Ancak gerçekte durum daha farklı. Her asgari ücret artışında gündeme gelen uygulama yine gündeme geldi. Elbette fazla gündemde kalmayacak. Küçük patronlar, her zaman yaptıkları gibi işten çıkarma, iş yerini kapatma, iflas tehditleriyle ya asgari ücret zammını geri alıyor, ya AGİ ödemesini yapmıyor ya da geri alıyor.
Her geçen gün artan sayıda iş yeri, devletin şu veya bu destek sistemine dahil olup işçi ücretini kendi cebinden ödemekten kurtuluyor. İŞKUR üzerinden işsizlik fonundan, teşvik kapsamında hazineden ve benzeri yerlerden ücret ödemesi yapılması için işçinin kayıtlı çalışması gerek. Kayıtlı işçinin asgari ücretinin bazen neredeyse tamamını, vergi ve primlerini patron ödemez. Bazı patronlar, üstüne teşvik parası almalarına rağmen kendi gelir vergisini bile ödemiyor. Bazı patronlar, bu kapsama girebilmek için işçiye giriş-çıkış yapıyor.
Tüm bunlara rağmen, devletin kasasından ödenen asgari ücretin artan 400 lirası, patronlar tarafından işçiden geri isteniyor. Özellikle az çalışanın olduğu yerlerde, taşra il ve ilçelerinde her asgari ücret artış döneminde böyle oluyor. İşçiler, bilinçli işçiler bile işsizlik ve geçim derdi karşısında çaresiz.

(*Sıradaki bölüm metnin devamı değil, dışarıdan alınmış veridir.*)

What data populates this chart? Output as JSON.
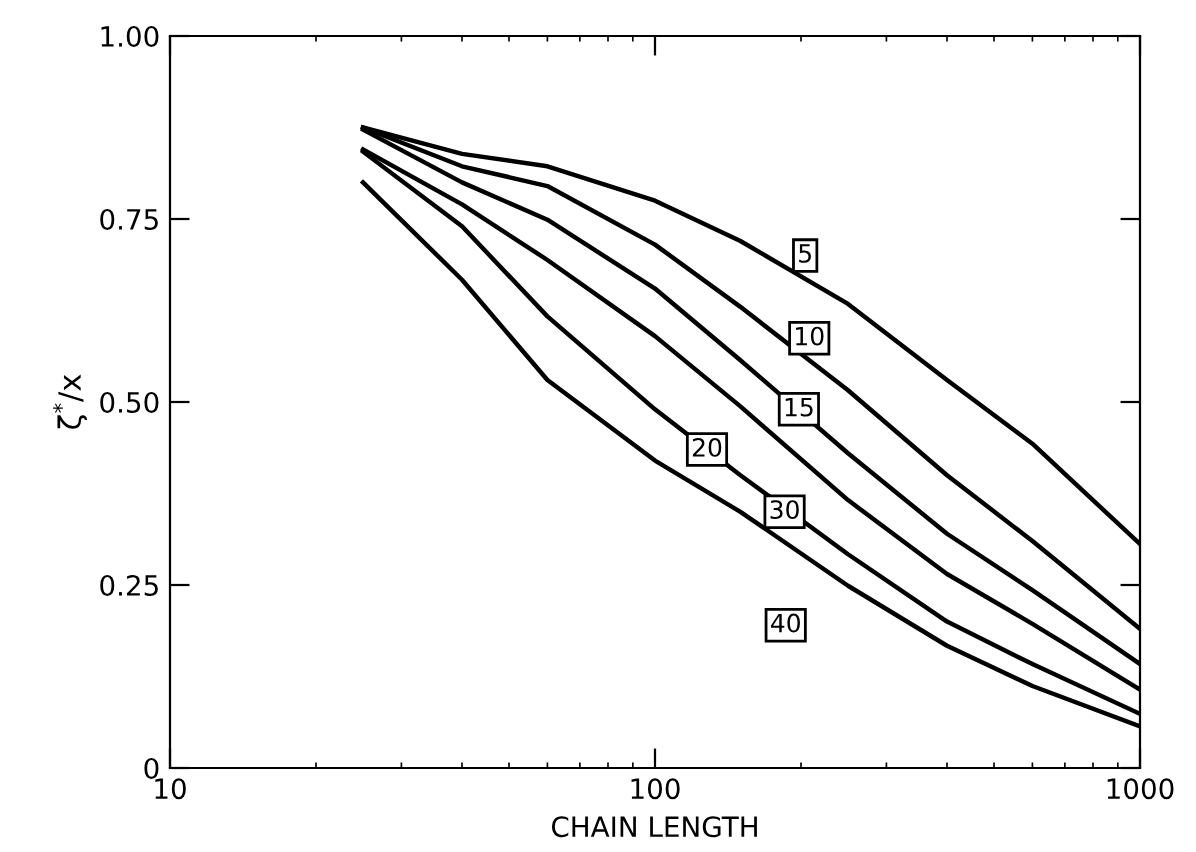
{
  "chart_data": {
    "type": "line",
    "xlabel": "CHAIN LENGTH",
    "ylabel": "ζ$^{*}$/x",
    "log": "x",
    "xlim": [
      10,
      1000
    ],
    "xticks": [
      10,
      100,
      1000
    ],
    "ylim": [
      0,
      1
    ],
    "yticks": [
      {
        "value": 0,
        "label": "0"
      },
      {
        "value": 0.25,
        "label": "0.25"
      },
      {
        "value": 0.5,
        "label": "0.50"
      },
      {
        "value": 0.75,
        "label": "0.75"
      },
      {
        "value": 1,
        "label": "1.00"
      }
    ],
    "grid": false,
    "marker": "none",
    "line_style": "solid",
    "x": [
      25,
      40,
      60,
      100,
      150,
      250,
      400,
      600,
      1000
    ],
    "series": [
      {
        "color": "#000000",
        "values": [
          0.875,
          0.839,
          0.822,
          0.775,
          0.72,
          0.634,
          0.53,
          0.443,
          0.306
        ]
      },
      {
        "color": "#000000",
        "values": [
          0.875,
          0.822,
          0.795,
          0.715,
          0.63,
          0.516,
          0.4,
          0.31,
          0.19
        ]
      },
      {
        "color": "#000000",
        "values": [
          0.872,
          0.8,
          0.749,
          0.655,
          0.557,
          0.43,
          0.32,
          0.243,
          0.142
        ]
      },
      {
        "color": "#000000",
        "values": [
          0.845,
          0.77,
          0.694,
          0.59,
          0.494,
          0.366,
          0.265,
          0.197,
          0.107
        ]
      },
      {
        "color": "#000000",
        "values": [
          0.842,
          0.74,
          0.617,
          0.49,
          0.4,
          0.292,
          0.2,
          0.142,
          0.074
        ]
      },
      {
        "color": "#000000",
        "values": [
          0.8,
          0.667,
          0.53,
          0.42,
          0.35,
          0.249,
          0.167,
          0.112,
          0.057
        ]
      }
    ],
    "annotations": [
      {
        "text": "5",
        "x": 204,
        "y": 0.7
      },
      {
        "text": "10",
        "x": 208,
        "y": 0.587
      },
      {
        "text": "15",
        "x": 198,
        "y": 0.49
      },
      {
        "text": "20",
        "x": 128,
        "y": 0.435
      },
      {
        "text": "30",
        "x": 185,
        "y": 0.35
      },
      {
        "text": "40",
        "x": 186,
        "y": 0.195
      }
    ]
  }
}
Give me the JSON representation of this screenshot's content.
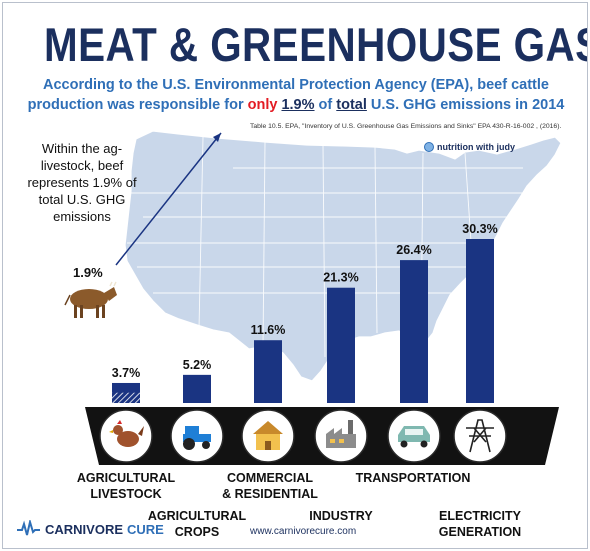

İşte böyle yasalarla patronlar korunuyor, yasalar uygulanmayarak yine patronlar korunuyor, denetlenmeyerek, görmezden gelinerek, bin bir yolla patronların önü açılıyor, kasaları, cepleri dolduruluyor. İşçinin hakkı, sadece işçi mücadele ederse var. (30.01.19)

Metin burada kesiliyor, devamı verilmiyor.